You can add an argument to the function

```
par(mfrow = c(2, 2))
t <- apply(df[ ,sapply(df,is.numeric)], 2, qqnorm, plot.it=T)
```

`par(mfrow = c(1, 1))`

Can be used to add random NAs to a data frame:

```
fractionBlank <- 10
df <- apply (df, 2, function(x) {x[sample(1:n, floor(n/fractionBlank), replace=T)] <- NA; x} )
df <- data.frame(df)
```

And count the number of NAs per column with a **nested** structure

`apply(apply (df, 2, is.na), 2, sum)`

```
## a b c d e f
## 10 10 10 9 10 9
```

# \(lapply\) and \(sapply\)

For a matrix you have to use \(apply\), but for a data frame, can use \(lapply\) (returns a list) or \(sapply\) (simplified lapply, returns a vector). A classic example is **loading libraries**

`sapply(c("ggplot2", "reshape2"), require, character.only = T)`

```
## Loading required package: ggplot2
## Loading required package: reshape2
## ggplot2 reshape2
## TRUE TRUE
```

As already shown above, it is possible to **nest** multiple levels of \(sapply\) to use with functions with two (or more) arguments.

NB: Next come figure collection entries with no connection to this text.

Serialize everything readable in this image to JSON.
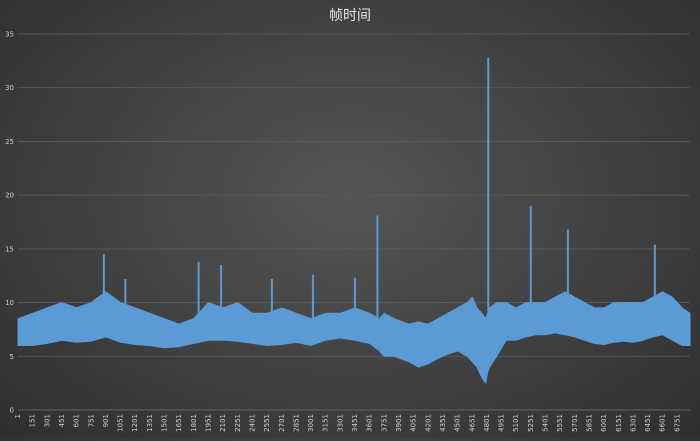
{
  "chart_data": {
    "type": "line",
    "title": "帧时间",
    "xlabel": "",
    "ylabel": "",
    "ylim": [
      0,
      35
    ],
    "y_ticks": [
      "0",
      "5",
      "10",
      "15",
      "20",
      "25",
      "30",
      "35"
    ],
    "y_tick_values": [
      0,
      5,
      10,
      15,
      20,
      25,
      30,
      35
    ],
    "x_tick_labels": [
      "1",
      "151",
      "301",
      "451",
      "601",
      "751",
      "901",
      "1051",
      "1201",
      "1351",
      "1501",
      "1651",
      "1801",
      "1951",
      "2101",
      "2251",
      "2401",
      "2551",
      "2701",
      "2851",
      "3001",
      "3151",
      "3301",
      "3451",
      "3601",
      "3751",
      "3901",
      "4051",
      "4201",
      "4351",
      "4501",
      "4651",
      "4801",
      "4951",
      "5101",
      "5251",
      "5401",
      "5551",
      "5701",
      "5851",
      "6001",
      "6151",
      "6301",
      "6451",
      "6601",
      "6751"
    ],
    "x_range": [
      1,
      6880
    ],
    "grid": true,
    "series": [
      {
        "name": "",
        "color": "#5b9bd5",
        "x": [
          1,
          150,
          300,
          450,
          600,
          750,
          900,
          1050,
          1200,
          1350,
          1500,
          1650,
          1800,
          1950,
          2100,
          2250,
          2400,
          2550,
          2700,
          2850,
          3000,
          3150,
          3300,
          3450,
          3600,
          3700,
          3750,
          3850,
          4000,
          4100,
          4200,
          4300,
          4400,
          4500,
          4600,
          4650,
          4700,
          4750,
          4790,
          4808,
          4830,
          4900,
          5000,
          5100,
          5200,
          5300,
          5400,
          5500,
          5600,
          5700,
          5800,
          5900,
          6000,
          6100,
          6200,
          6300,
          6400,
          6500,
          6600,
          6700,
          6800,
          6880
        ],
        "upper": [
          8.5,
          9,
          9.5,
          10,
          9.5,
          10,
          11,
          10,
          9.5,
          9,
          8.5,
          8,
          8.5,
          10,
          9.5,
          10,
          9,
          9,
          9.5,
          9,
          8.5,
          9,
          9,
          9.5,
          9,
          8.5,
          9,
          8.5,
          8,
          8.2,
          8,
          8.5,
          9,
          9.5,
          10,
          10.5,
          9.5,
          9,
          8.5,
          9,
          9.5,
          10,
          10,
          9.5,
          10,
          10,
          10,
          10.5,
          11,
          10.5,
          10,
          9.5,
          9.5,
          10,
          10,
          10,
          10,
          10.5,
          11,
          10.5,
          9.5,
          9
        ],
        "lower": [
          6,
          6,
          6.2,
          6.5,
          6.3,
          6.4,
          6.8,
          6.3,
          6.1,
          6,
          5.8,
          5.9,
          6.2,
          6.5,
          6.5,
          6.4,
          6.2,
          6,
          6.1,
          6.3,
          6,
          6.5,
          6.7,
          6.5,
          6.2,
          5.5,
          5,
          5,
          4.5,
          4,
          4.3,
          4.8,
          5.2,
          5.5,
          5,
          4.5,
          4,
          3,
          2.5,
          3.5,
          4,
          5,
          6.5,
          6.5,
          6.8,
          7,
          7,
          7.2,
          7,
          6.8,
          6.5,
          6.2,
          6.1,
          6.3,
          6.4,
          6.3,
          6.5,
          6.8,
          7,
          6.5,
          6,
          6
        ],
        "spikes": [
          {
            "x": 880,
            "y": 14.5
          },
          {
            "x": 1100,
            "y": 12.2
          },
          {
            "x": 1850,
            "y": 13.8
          },
          {
            "x": 2080,
            "y": 13.5
          },
          {
            "x": 2600,
            "y": 12.2
          },
          {
            "x": 3020,
            "y": 12.6
          },
          {
            "x": 3450,
            "y": 12.3
          },
          {
            "x": 3680,
            "y": 18.1
          },
          {
            "x": 4815,
            "y": 32.8
          },
          {
            "x": 5250,
            "y": 19
          },
          {
            "x": 5630,
            "y": 16.8
          },
          {
            "x": 6520,
            "y": 15.4
          }
        ]
      }
    ]
  }
}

For example can create a matrix with 10,000 elements blazingly fast:

```
set.seed(53)
n <- 10
sample <- rnorm (n, 32, 12)
mu <- seq (20, 60, length.out=100);
sd <- seq (9, 16, length.out=100);
loglik <- function(mu, sd) (sum(log(dnorm(sample, mu, sd))))
```

Below is the **nested** application of `sapply`

```
m <- sapply(mu, function(x) sapply(sd, function(y) loglik(x,y)))
dimnames(m) <- list(sd, mu) #str(m)
```

The above is a real example of MLE, and the brute force version (using loops) takes a considerable amount of time.

`mx <- which (m == max(m), arr.ind = T); max(m); mx`

```
## [1] -39.2222
## row col
## 12.2525252525253 47 31
```

`mu[mx[2]] #mle for mu`

`## [1] 32.12121`

`sd[mx[1]] #mle for sd`

`## [1] 12.25253`

`lapply`

can be used to convert a table of explanatory variables into a data frame (more to come on this subject). (Crawley p250)

With `sapply`

, any arg beyond the second will be passed to the function. This example is useful if you have many variables and want to find their correlation:

`#cors <- sapply(df, cor, y=b); cors # call the function cor for every column. `

# \(mapply\)

This version applies to non-vectorized functions, that accept multiple arguments. Although many R functions are vectorized, some are not, including user generated functions. You can use `MoreArgs = list(arg1=sd)`

# \(tapply\)

It is very helpful to vectorize functions. Its syntax is \(tapply (x, INDEX, FUN, …)\) where INDEX is a grouping factor that is coerced to a factor (if not already one). You can do **counts** (using the function *length*), means, etc across datasets by factors with **exceptionally efficient** code (see Section 6.4 in Introduction to Scientific Programming and Simulation Using R. Very neat!

# \(by\)

This function is closely related to \(tapply\) in that \(by\) allows one to apply a function to a group of rows by selecting a grouping factor. The syntax is \(by(dataframe, groupingfactor, function)\). See Section 6.6 in The R Cookbook.

The advantage of \(by\) over \(tapply\) is that it returns a special list that has a print method, but accessing individual elements is less convenient (section 8.2 of Data Manipulation with R).